From the excellent appendix to Wesley Salmon’s Zeno’s Paradoxes (Bobbs-Merrill, 1970), p. 258ff:
[My emphasis; formatting won’t allow as much space as I’d like between the list of naturals on the left and the list of reals on the right.]
Salmon leaves as a question for the reader why we always choose a digit other than zero, but I’m not smart enough to figure it out.
So, why?
I can give you 0.9999… good reasons to avoid using 0 as a digit.
Presumably so that the hypothetical not-in-the-list number is not 0 .
(Also, a tangential spoiler alert for those who aren’t familiar with the proof: you keep going down that list, choosing digits differing from zero (apparently) and the nth digit, where n is the natural number on the left. String these all together behind an initial zero and you get a number that can’t be on the list–for every n, it’s different from that number at the nth place. Therefore there aren’t enough numbers to count all the numbers, therefore mind blown.)
I have not read that book, but I hope the author proves that the only way a real number cannot be uniquely expressed as a decimal is if it ends in an infinite string of zeros or nines. Then, you need to deal with that one way or the other.
To be clear, any terminating decimal can be expressed as:
0.d[sub]1[/sub]d[sub]2[/sub]d[sub]3[/sub]…d[sub]n-1[/sub]d[sub]n[/sub]000000000…
or as:
0.d[sub]1[/sub]d[sub]2[/sub]d[sub]3[/sub]…d[sub]n-1/sub999999999…
Where d[sub]i[/sub] are the non-zero digits.

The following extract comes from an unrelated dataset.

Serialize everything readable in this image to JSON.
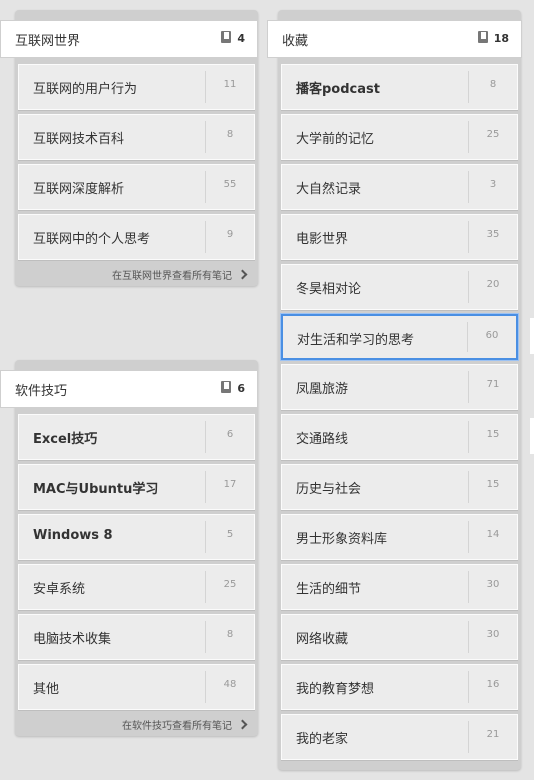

If we allowed either to be picked, Cantor’s argument would fail because we could say, “the diagonal number is not in the list in that form, but maybe it is actually in the list in its other form”. Requiring zero to never be picked ensures that we only get the latter form of each number.
Fixed.
One way to avoid the bother of problems like 0.400000 = 0.3999999… in proofs like this is to use a representation of the reals which guarantees uniqueness. For example, Continued fractions provide a unique mapping between the real segment (0,1] and sequences of natural numbers (finite or infinite sequences for rationals or irrationals resp.). Other examples?
I once worked thru doing Cantor’s proof using base 2 (I’m a Computer Scientist).
So picking a different digit is forced, there’s only one other option.
The .1111… problem is an issue that has to be handled separately. But I see nothing wrong with picking zero here and there. And if you end up always picking zero since there’s a 1 in the nth spot of the nth number and end up with 0, then the list must not include 0 which violates the condition.
As far as unique representations of all numbers in [0,1) there’s the Stern-Brocot tree. (Which of course is a continued fraction thing in another form.) Note that the irrational numbers are merely infinite paths in the tree. Something the Wikipedia article doesn’t point out.*
So numbers are encoded using L, R paths (why the article uses “H” instead of “R” is beyond me). And you can do diagonalization, swapping L and R, but the extra complication are the finite paths with no “zero” in the notation.**
** You merely ignore it and go on to the next one. Clearly any such skipped finitely long number will not be the same infinitely long number you end up with.
Without looking at it, I’d guess if comes from a horizontal rather than vertical tree. Then H and L stand for High and Low rather than Right and Left.
It’s been 30 years since I studied this subject, and I had completely forgotten the need to avoid numbers with dual representation; I also had never known that continued fractions were unique, so thanks!
Like ftg’s post above, Cantor’s original publication (referred to by Wikipedia’s version), does not use choosing, and he uses 2 symbols in his example. However Cantor does not talk about “constructing a real number not on the list”, he talks about coordinates, functions, and contradiction. I think Cantor avoids the problem with cases like 0.1000… = 0.0111… (in binary) by the higher abstraction level in his publication; I confess not completely understanding it.
I’m afraid I was (slightly?) wrong! :o Each rational number has two cf forms (one which ends in ‘1’ and one which doesn’t):
4/5 = [1,4] = [1,3,1]
This can be fixed with a slight jiggle: Subtract 1 from the final term in a finite cf. (Jiggles to cope with the 0.400000 = 0.39999999… problem are less trivial.)